И третий афоризм: «Люди, которые стремятся к величию, обыкновенно дурные люди, это единственный для них способ переносить самих себя». Слово «дурной», так же, как выше слово «хороший», не употреблены здесь в обычном своем значении и вообще не выражают никакой оценки; они только служат определением известного состояния души.
Словом «дурной» Ницше обозначает «внутреннюю войну» в человеческой душе, то, что впоследствии он называл «анархией инстинктов».

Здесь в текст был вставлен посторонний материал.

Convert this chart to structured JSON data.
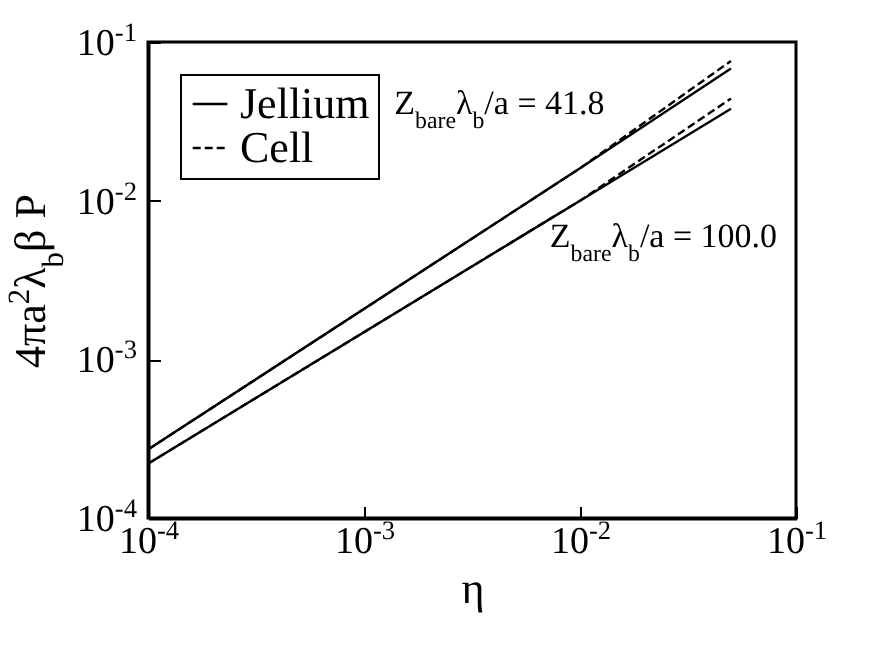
{
  "chart_data": {
    "type": "line",
    "xlabel": "η",
    "ylabel": "4πa$^{2}$λ$_{b}$β P",
    "x": [
      0.0001,
      0.01,
      0.05
    ],
    "series": [
      {
        "name": "Jellium",
        "color": "#000000",
        "line_style": "solid",
        "values": [
          0.00027,
          0.016,
          0.068
        ]
      },
      {
        "name": "Cell",
        "color": "#000000",
        "line_style": "dashed",
        "values": [
          0.00027,
          0.016,
          0.076
        ]
      },
      {
        "color": "#000000",
        "line_style": "solid",
        "values": [
          0.00022,
          0.01,
          0.038
        ]
      },
      {
        "color": "#000000",
        "line_style": "dashed",
        "values": [
          0.00022,
          0.01,
          0.044
        ]
      }
    ],
    "log": "xy",
    "xlim": [
      0.0001,
      0.1
    ],
    "ylim": [
      0.0001,
      0.1
    ],
    "xticks": [
      {
        "value": 0.0001,
        "label": "10$^{-4}$"
      },
      {
        "value": 0.001,
        "label": "10$^{-3}$"
      },
      {
        "value": 0.01,
        "label": "10$^{-2}$"
      },
      {
        "value": 0.1,
        "label": "10$^{-1}$"
      }
    ],
    "yticks": [
      {
        "value": 0.0001,
        "label": "10$^{-4}$"
      },
      {
        "value": 0.001,
        "label": "10$^{-3}$"
      },
      {
        "value": 0.01,
        "label": "10$^{-2}$"
      },
      {
        "value": 0.1,
        "label": "10$^{-1}$"
      }
    ],
    "legend": "top left",
    "marker": "none",
    "annotations": [
      "Z$_{bare}$λ$_{b}$/a = 41.8",
      "Z$_{bare}$λ$_{b}$/a = 100.0"
    ]
  }
}
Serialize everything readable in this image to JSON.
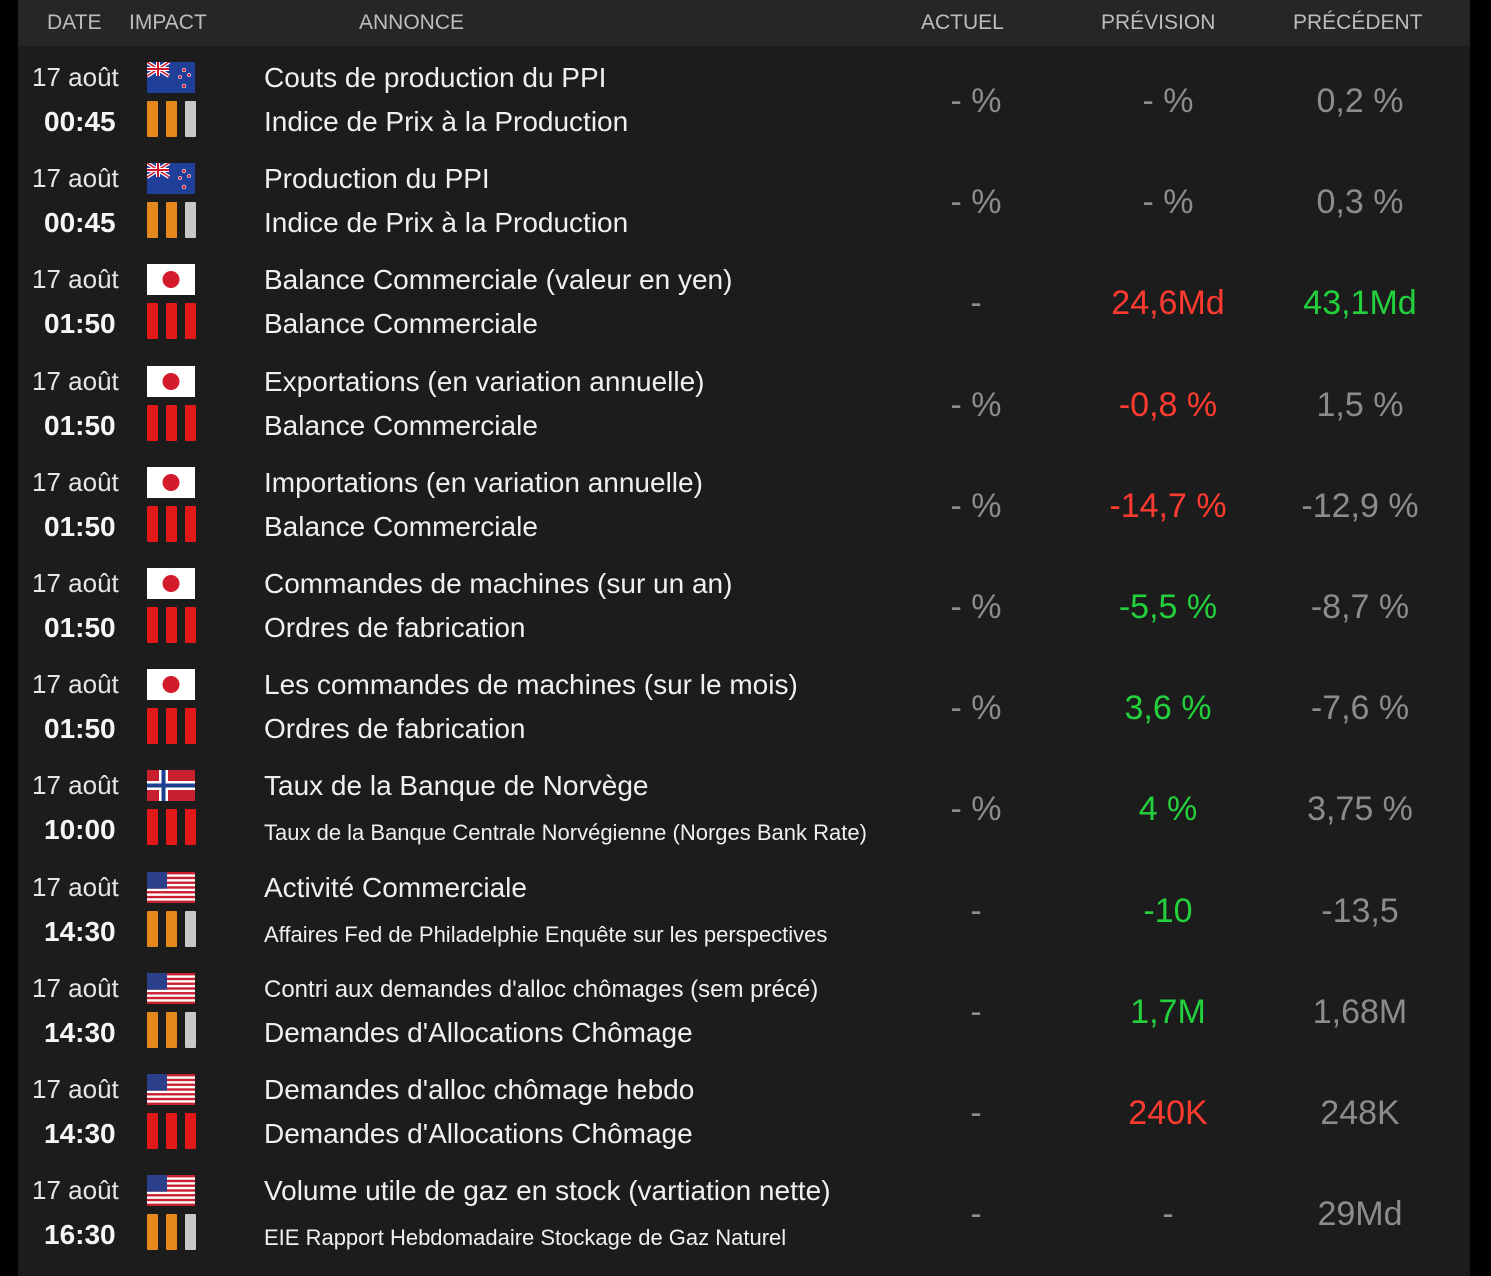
{
  "columns": {
    "date": "DATE",
    "impact": "IMPACT",
    "annonce": "ANNONCE",
    "actuel": "ACTUEL",
    "prevision": "PRÉVISION",
    "precedent": "PRÉCÉDENT"
  },
  "colors": {
    "orange": "#e5891c",
    "red": "#e31919",
    "grey": "#c8c8c8",
    "value_red": "#ff3b30",
    "value_green": "#23d13d"
  },
  "rows": [
    {
      "date": "17 août",
      "time": "00:45",
      "flag": "nz-flag",
      "impact": [
        "orange",
        "orange",
        "grey"
      ],
      "title": "Couts de production du PPI",
      "subtitle": "Indice de Prix à la Production",
      "actuel": "- %",
      "prevision": "- %",
      "prevision_color": "grey",
      "precedent": "0,2 %",
      "precedent_color": "grey"
    },
    {
      "date": "17 août",
      "time": "00:45",
      "flag": "nz-flag",
      "impact": [
        "orange",
        "orange",
        "grey"
      ],
      "title": "Production du PPI",
      "subtitle": "Indice de Prix à la Production",
      "actuel": "- %",
      "prevision": "- %",
      "prevision_color": "grey",
      "precedent": "0,3 %",
      "precedent_color": "grey"
    },
    {
      "date": "17 août",
      "time": "01:50",
      "flag": "jp-flag",
      "impact": [
        "red",
        "red",
        "red"
      ],
      "title": "Balance Commerciale (valeur en yen)",
      "subtitle": "Balance Commerciale",
      "actuel": "-",
      "prevision": "24,6Md",
      "prevision_color": "red",
      "precedent": "43,1Md",
      "precedent_color": "green"
    },
    {
      "date": "17 août",
      "time": "01:50",
      "flag": "jp-flag",
      "impact": [
        "red",
        "red",
        "red"
      ],
      "title": "Exportations (en variation annuelle)",
      "subtitle": "Balance Commerciale",
      "actuel": "- %",
      "prevision": "-0,8 %",
      "prevision_color": "red",
      "precedent": "1,5 %",
      "precedent_color": "grey"
    },
    {
      "date": "17 août",
      "time": "01:50",
      "flag": "jp-flag",
      "impact": [
        "red",
        "red",
        "red"
      ],
      "title": "Importations (en variation annuelle)",
      "subtitle": "Balance Commerciale",
      "actuel": "- %",
      "prevision": "-14,7 %",
      "prevision_color": "red",
      "precedent": "-12,9 %",
      "precedent_color": "grey"
    },
    {
      "date": "17 août",
      "time": "01:50",
      "flag": "jp-flag",
      "impact": [
        "red",
        "red",
        "red"
      ],
      "title": "Commandes de machines (sur un an)",
      "subtitle": "Ordres de fabrication",
      "actuel": "- %",
      "prevision": "-5,5 %",
      "prevision_color": "green",
      "precedent": "-8,7 %",
      "precedent_color": "grey"
    },
    {
      "date": "17 août",
      "time": "01:50",
      "flag": "jp-flag",
      "impact": [
        "red",
        "red",
        "red"
      ],
      "title": "Les commandes de machines (sur le mois)",
      "subtitle": "Ordres de fabrication",
      "actuel": "- %",
      "prevision": "3,6 %",
      "prevision_color": "green",
      "precedent": "-7,6 %",
      "precedent_color": "grey"
    },
    {
      "date": "17 août",
      "time": "10:00",
      "flag": "no-flag",
      "impact": [
        "red",
        "red",
        "red"
      ],
      "title": "Taux de la Banque de Norvège",
      "subtitle": "Taux de la Banque Centrale Norvégienne (Norges Bank Rate)",
      "subtitle_small": true,
      "actuel": "- %",
      "prevision": "4 %",
      "prevision_color": "green",
      "precedent": "3,75 %",
      "precedent_color": "grey"
    },
    {
      "date": "17 août",
      "time": "14:30",
      "flag": "us-flag",
      "impact": [
        "orange",
        "orange",
        "grey"
      ],
      "title": "Activité Commerciale",
      "subtitle": "Affaires Fed de Philadelphie Enquête sur les perspectives",
      "subtitle_small": true,
      "actuel": "-",
      "prevision": "-10",
      "prevision_color": "green",
      "precedent": "-13,5",
      "precedent_color": "grey"
    },
    {
      "date": "17 août",
      "time": "14:30",
      "flag": "us-flag",
      "impact": [
        "orange",
        "orange",
        "grey"
      ],
      "title": "Contri aux demandes d'alloc chômages (sem précé)",
      "title_small": true,
      "subtitle": "Demandes d'Allocations Chômage",
      "actuel": "-",
      "prevision": "1,7M",
      "prevision_color": "green",
      "precedent": "1,68M",
      "precedent_color": "grey"
    },
    {
      "date": "17 août",
      "time": "14:30",
      "flag": "us-flag",
      "impact": [
        "red",
        "red",
        "red"
      ],
      "title": "Demandes d'alloc chômage hebdo",
      "subtitle": "Demandes d'Allocations Chômage",
      "actuel": "-",
      "prevision": "240K",
      "prevision_color": "red",
      "precedent": "248K",
      "precedent_color": "grey"
    },
    {
      "date": "17 août",
      "time": "16:30",
      "flag": "us-flag",
      "impact": [
        "orange",
        "orange",
        "grey"
      ],
      "title": "Volume utile de gaz en stock (vartiation nette)",
      "subtitle": "EIE Rapport Hebdomadaire Stockage de Gaz Naturel",
      "subtitle_small": true,
      "actuel": "-",
      "prevision": "-",
      "prevision_color": "grey",
      "precedent": "29Md",
      "precedent_color": "grey"
    }
  ]
}
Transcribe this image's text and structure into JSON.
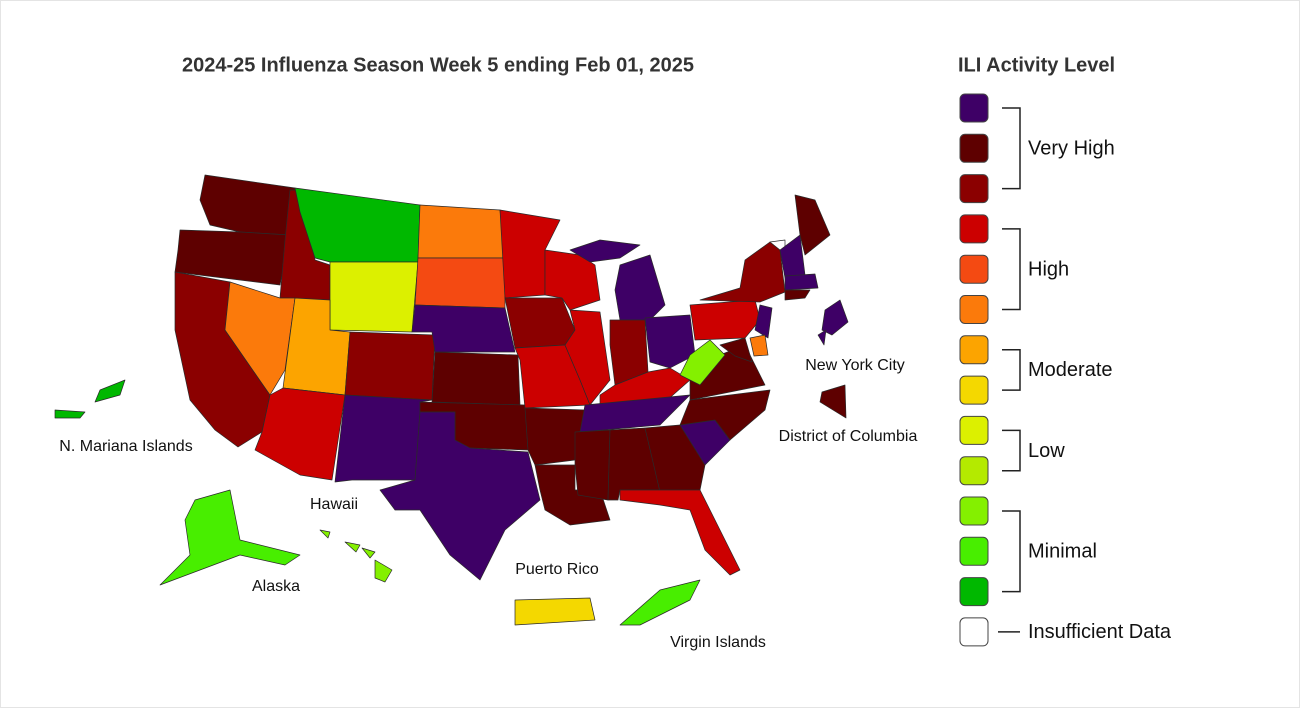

Он отличает гармоничную или цельную натуру от героической или состоящей из противоположностей; они являются типами деятельного и познающего человека, другими словами: типом его собственной души и диаметрально ей противоположной. Человеком деятельным он считает нераздельного и не знающего разлада, т. е. человека с инстинктом прирожденного властелина. Когда такой человек следует своему естественному развитию, его натура должна становиться все увереннее в себе и обнаруживать свою сосредоточенную силу в здоровых поступках. Препятствия, которые ставит ему внешний мир, только еще более возбуждают его деятельность: ибо нет для него более естественного состояния, чем борьба с внешним миром, и ни в чем его здоровье не обнаруживается полнее, чем в его умелом ведении борьбы. Все равно, велик или мал его ум: в том и в другом случае он стоит во власти этой свежей силы своей натуры и того, что ей необходимо и полезно. Он не противопоставляет в своих стремлениях самого себя своей природе, он не разлагает ее, не идет по своим собственным следам.